Шел сильный дождь, когда восьмого числа в шесть часов дня они подъехали к австрийской границе. Через нейтральную полосу было невозможно рассмотреть ни мост через Мораву, приток Дуная, ни строго охраняемые чешские сторожевые ворота.

Луиза не могла усидеть в машине. Шофер раскрыл огромный зонт, и они с Бенедиктом стояли под ним, тесно прижавшись друг к другу, вглядываясь вдаль. Прошло тридцать, сорок минут, но Луиза потеряла счет времени. Дождь навел ее на размышления о том, что обычно приходит в голову, когда человек тонет, – перед мысленным взором проносится целая жизнь. Она пыталась вспомнить, как выглядели отец, мать и даже Милош, мужчина, с которым она так ужасно обошлась, использовав его как трамплин, неодушевленную ступеньку на пути в новый мир, к иной жизни. Когда она думала о Наташе, то представляла ее такой, какой видела в последний раз – серьезной маленькой девчушкой семи-восьми лет, эдакого ангелочка с золотисто-рыжими хвостиками и веселой открытой улыбкой, кружившуюся у очага на кухне в балетной пачке, которую мать сшила для нее.

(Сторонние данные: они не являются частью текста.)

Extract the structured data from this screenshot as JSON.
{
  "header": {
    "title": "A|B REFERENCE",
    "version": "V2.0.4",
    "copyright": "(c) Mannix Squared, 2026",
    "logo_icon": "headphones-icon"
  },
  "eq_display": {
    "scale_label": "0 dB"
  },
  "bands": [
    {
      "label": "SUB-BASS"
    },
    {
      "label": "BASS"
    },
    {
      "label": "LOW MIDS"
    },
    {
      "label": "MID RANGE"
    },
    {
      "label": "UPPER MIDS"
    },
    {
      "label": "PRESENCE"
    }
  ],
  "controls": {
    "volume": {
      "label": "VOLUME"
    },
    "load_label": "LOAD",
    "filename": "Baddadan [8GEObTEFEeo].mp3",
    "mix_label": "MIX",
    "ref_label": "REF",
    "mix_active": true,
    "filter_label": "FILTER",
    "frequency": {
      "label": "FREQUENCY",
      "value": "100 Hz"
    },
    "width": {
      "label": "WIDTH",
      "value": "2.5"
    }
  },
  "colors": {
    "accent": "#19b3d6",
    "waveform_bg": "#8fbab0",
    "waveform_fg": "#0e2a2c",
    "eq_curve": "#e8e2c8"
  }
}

Луиза не могла соединить в своем сознании стройную девушку на свадебной фотографии с той маленькой девочкой так же, как и невозможно было найти хоть какое-то сходство восьмилетней Наташи из ее воспоминаний с молодой мамой на прошлогодней фотографии, где сестра, очень пополневшая, держала на руках ребенка, а муж стоял чуть сзади.

– Кажется, идет машина, – сказал Бенедикт, ласково убирая со лба Луизы намокшую прядь волос.

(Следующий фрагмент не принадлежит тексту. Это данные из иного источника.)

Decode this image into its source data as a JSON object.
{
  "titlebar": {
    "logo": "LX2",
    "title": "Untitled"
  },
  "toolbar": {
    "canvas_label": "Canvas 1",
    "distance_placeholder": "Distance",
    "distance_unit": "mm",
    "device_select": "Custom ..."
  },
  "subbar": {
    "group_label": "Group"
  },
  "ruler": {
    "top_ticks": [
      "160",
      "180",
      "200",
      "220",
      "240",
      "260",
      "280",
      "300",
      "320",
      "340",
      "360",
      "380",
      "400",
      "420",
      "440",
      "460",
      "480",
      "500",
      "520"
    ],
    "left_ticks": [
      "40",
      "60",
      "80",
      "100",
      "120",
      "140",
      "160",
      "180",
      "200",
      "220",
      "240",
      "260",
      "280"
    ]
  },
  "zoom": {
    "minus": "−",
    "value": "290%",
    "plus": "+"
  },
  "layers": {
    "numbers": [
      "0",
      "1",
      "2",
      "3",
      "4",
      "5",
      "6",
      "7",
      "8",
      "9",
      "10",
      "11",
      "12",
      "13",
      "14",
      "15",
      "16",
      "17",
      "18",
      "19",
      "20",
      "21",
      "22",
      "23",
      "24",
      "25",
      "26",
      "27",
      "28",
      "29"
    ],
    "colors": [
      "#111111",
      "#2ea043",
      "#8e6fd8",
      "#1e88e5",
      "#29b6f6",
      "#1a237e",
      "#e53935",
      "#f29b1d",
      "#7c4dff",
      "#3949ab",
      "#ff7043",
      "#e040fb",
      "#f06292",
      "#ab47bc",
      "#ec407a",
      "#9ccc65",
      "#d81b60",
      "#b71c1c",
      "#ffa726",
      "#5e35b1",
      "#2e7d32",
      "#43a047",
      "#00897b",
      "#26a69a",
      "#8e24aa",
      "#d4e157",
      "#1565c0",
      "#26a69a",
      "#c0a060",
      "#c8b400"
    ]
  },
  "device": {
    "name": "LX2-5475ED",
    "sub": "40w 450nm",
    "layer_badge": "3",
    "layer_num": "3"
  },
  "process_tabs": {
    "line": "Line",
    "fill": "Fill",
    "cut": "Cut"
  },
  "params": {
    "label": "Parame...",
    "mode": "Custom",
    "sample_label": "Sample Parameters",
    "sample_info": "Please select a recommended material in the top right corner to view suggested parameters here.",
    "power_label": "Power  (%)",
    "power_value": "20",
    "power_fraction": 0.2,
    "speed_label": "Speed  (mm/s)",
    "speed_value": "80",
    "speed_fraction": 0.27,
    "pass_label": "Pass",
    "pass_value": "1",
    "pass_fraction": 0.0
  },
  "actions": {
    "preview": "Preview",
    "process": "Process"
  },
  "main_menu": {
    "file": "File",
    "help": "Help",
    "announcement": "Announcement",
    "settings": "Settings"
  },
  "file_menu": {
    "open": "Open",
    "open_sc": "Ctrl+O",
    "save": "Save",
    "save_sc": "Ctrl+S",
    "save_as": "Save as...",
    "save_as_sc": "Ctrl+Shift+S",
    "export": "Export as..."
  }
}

Луиза посмотрела на часы. Золотые, с бриллиантами – от знаменитого швейцарского часовщика Тюрлера из Цюриха. Они будут первой вещью, которую она подарит Наташе, когда та ступит на свободную землю. Без десяти семь. Медленно, напоминая проявляющийся снимок в затемненной комнате, в поле зрения появился автомобиль. Луиза задохнулась от слез. Это была не «татра», с лонжеронами, напоминающими плавники, и выступающими очертаниями двигателя, расположенного сзади. Это была жалкая, являвшаяся предметом постоянных насмешек, чешская «шкода», что даже в переводе на английский значило «жалость» или «стыд». Кто осмелился занять место ее обожаемой сестры в этом жалком подобии машины?

Луиза отвернулась, по лицу ее потекли слезы боли. Когда она снова посмотрела в ту сторону, машина все еще стояла у австрийской пограничной заставы. Через десять минут автомобиль медленно двинулся вперед. Дверца резко распахнулась. Высокий, нескладный человек в костюме, который был ему слишком велик, помогал выйти второму пассажиру. Высокой, изящной женщине в старомодном плаще безвкусного розовато-лилового оттенка. Женщина нервно осмотрелась по сторонам, потом взглянула на Бенедикта и Луизу, стоявших под зонтом. Она неуверенно шагнула к ним. Только тогда Луиза заметила, что «шкода» была фисташкового цвета.

– Наташа… – Ее голос упал до шепота. – Наташа! – закричала она.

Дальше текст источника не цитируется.